The droneport would be served by two services, the redline and the blueline, each with a range of 100 kilometres or so. The former would be for medical deliveries, especially blood supplies. The second would be commercial, using larger drones to bring in mail or spare parts, and opening up rural areas to e-commerce. There’s little information about the aircraft at the moment, but they are expected to have a three metre wingspan and be able to carry 10kg, with larger ones anticipated in future.
The droneport would also be a community hub, including a post office and a clinic. A fabrication workshop would be able to maintain and eventually manufacture the drones, which would be important if it is to be an accessible and appropriate technology. The building itself is designed with similar principles in mind. It can be built from local materials, with just the framework and a brick press delivered to the site – a technique that the architects developed while investigating ways to build on the moon.
Fosters are planning an initial three ports over the next four years, and they imagine the droneport as a ‘new typology’ of building, something that will turn out to be as commonplace as a petrol station.

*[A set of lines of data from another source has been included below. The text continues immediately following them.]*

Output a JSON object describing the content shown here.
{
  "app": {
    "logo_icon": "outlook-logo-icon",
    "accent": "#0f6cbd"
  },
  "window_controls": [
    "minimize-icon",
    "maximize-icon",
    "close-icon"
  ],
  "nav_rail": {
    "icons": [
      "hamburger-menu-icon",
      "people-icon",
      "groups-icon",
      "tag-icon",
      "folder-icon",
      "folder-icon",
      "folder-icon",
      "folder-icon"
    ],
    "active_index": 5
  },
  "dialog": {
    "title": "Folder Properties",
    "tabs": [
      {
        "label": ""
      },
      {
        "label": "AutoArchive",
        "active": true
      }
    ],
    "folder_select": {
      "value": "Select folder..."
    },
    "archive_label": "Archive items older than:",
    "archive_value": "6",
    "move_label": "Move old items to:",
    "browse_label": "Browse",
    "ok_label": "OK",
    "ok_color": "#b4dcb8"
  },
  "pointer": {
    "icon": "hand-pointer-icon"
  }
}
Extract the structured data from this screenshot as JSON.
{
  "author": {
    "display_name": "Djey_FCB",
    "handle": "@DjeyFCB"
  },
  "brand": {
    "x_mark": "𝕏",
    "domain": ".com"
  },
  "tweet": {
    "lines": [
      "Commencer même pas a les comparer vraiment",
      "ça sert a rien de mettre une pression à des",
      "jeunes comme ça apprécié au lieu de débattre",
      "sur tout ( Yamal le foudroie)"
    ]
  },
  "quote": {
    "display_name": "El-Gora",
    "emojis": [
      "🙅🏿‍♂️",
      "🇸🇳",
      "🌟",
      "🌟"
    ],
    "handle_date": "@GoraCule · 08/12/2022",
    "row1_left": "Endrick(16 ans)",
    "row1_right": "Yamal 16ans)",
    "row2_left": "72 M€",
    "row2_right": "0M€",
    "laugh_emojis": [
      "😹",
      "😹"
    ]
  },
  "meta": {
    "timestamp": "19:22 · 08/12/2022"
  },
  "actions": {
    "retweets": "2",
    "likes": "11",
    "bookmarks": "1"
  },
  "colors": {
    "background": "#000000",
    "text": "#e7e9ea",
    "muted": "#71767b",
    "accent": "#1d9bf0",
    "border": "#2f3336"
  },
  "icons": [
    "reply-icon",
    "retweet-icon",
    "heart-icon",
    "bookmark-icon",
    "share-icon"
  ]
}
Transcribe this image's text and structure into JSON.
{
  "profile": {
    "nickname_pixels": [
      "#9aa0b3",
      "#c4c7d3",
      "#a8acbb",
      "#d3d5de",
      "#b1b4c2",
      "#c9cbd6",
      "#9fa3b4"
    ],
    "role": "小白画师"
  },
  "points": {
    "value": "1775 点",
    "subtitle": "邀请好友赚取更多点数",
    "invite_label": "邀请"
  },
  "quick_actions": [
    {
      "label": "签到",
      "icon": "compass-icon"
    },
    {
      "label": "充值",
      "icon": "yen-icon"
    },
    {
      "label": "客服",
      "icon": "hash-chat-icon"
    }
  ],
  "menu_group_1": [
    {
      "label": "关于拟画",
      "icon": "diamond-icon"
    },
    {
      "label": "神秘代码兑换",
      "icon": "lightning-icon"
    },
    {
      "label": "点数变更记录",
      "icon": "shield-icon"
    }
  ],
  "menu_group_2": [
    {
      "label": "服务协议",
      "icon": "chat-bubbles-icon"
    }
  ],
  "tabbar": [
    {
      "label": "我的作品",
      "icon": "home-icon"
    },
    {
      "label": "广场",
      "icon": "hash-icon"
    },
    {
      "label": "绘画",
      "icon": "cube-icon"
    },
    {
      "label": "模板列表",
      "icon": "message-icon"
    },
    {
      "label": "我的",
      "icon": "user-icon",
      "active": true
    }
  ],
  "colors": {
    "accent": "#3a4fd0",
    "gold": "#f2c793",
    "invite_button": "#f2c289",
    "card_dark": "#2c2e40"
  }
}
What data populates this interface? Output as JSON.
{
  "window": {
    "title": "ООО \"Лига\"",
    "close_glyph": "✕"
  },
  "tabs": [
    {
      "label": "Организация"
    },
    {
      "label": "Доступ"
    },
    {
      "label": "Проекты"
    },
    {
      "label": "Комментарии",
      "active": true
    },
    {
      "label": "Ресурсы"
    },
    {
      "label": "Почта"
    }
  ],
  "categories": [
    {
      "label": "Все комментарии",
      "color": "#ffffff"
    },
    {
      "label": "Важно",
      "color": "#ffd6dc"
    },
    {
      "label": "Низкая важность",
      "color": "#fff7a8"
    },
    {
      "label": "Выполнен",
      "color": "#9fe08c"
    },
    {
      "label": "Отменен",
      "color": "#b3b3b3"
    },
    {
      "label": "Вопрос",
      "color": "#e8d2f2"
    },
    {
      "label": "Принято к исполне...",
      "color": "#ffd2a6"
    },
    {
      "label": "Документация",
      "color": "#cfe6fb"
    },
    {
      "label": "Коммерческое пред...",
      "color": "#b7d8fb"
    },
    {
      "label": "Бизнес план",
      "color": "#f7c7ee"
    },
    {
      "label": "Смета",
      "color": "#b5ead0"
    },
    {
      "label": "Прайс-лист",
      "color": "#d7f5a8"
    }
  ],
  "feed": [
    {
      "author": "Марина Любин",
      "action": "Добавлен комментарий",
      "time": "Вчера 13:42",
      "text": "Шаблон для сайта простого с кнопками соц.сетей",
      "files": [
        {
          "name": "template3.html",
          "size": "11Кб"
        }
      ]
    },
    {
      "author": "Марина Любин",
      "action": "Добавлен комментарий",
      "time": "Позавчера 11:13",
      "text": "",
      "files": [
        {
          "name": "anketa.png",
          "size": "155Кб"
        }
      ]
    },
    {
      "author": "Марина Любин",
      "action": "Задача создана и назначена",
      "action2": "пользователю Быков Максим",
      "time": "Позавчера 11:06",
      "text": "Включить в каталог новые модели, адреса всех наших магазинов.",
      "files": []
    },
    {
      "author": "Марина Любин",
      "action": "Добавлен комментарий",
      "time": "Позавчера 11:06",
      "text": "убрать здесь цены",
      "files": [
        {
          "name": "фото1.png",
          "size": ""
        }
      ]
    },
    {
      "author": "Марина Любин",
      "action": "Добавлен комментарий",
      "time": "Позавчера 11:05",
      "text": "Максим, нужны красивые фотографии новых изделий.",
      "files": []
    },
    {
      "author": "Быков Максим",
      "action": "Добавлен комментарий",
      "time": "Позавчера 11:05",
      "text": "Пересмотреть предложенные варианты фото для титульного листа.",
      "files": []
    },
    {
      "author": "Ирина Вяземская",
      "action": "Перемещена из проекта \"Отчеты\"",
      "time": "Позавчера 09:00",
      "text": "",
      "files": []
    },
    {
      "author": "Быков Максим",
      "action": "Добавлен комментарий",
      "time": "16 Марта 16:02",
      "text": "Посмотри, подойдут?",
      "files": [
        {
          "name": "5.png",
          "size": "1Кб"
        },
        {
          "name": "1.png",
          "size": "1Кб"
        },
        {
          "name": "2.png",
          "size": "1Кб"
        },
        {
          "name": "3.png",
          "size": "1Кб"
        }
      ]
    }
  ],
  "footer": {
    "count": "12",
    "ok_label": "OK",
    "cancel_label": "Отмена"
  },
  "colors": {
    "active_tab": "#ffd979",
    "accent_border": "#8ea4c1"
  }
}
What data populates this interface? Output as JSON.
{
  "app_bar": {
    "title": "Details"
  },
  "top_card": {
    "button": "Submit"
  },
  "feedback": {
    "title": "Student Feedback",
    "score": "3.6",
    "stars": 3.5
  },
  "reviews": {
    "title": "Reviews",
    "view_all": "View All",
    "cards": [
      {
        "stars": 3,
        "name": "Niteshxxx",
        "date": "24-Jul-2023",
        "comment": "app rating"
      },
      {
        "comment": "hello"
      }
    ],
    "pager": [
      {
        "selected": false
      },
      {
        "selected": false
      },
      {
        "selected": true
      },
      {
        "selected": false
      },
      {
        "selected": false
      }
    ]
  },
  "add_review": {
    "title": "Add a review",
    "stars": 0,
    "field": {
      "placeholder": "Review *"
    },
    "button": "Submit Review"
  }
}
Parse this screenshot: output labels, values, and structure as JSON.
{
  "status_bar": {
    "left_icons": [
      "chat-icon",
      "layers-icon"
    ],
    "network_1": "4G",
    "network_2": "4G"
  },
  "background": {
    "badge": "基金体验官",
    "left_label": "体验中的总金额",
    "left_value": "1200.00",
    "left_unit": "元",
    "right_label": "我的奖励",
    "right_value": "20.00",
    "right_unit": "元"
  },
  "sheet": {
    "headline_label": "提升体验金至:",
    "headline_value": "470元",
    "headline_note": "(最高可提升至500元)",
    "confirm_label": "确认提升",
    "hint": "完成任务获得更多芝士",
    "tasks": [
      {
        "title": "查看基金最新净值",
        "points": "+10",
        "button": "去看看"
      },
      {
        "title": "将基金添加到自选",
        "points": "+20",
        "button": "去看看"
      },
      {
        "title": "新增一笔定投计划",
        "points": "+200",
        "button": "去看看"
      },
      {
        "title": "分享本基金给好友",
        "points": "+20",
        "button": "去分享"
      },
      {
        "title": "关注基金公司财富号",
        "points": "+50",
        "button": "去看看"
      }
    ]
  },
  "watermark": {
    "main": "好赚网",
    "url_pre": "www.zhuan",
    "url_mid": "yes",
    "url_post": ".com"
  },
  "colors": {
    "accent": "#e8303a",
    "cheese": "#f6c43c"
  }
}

There are lots of obstacles to that, even having got this far. First the regulatory framework for unmanned airborne vehicles needs to be put in place, something the Rwandan government is keen to get right. You need a commercial partner to deliver the services that will make it worthwhile, and that needs the kind of ‘workhorse’ drones that can operate safely and reliably in an African context – the aerial equivalent of a basic Yamaha motorbike. But someone’s got to try it first, and I’d assumed it was going to be Amazon or DHL. If it turns out to be Rwanda, that’s a whole lot more interesting.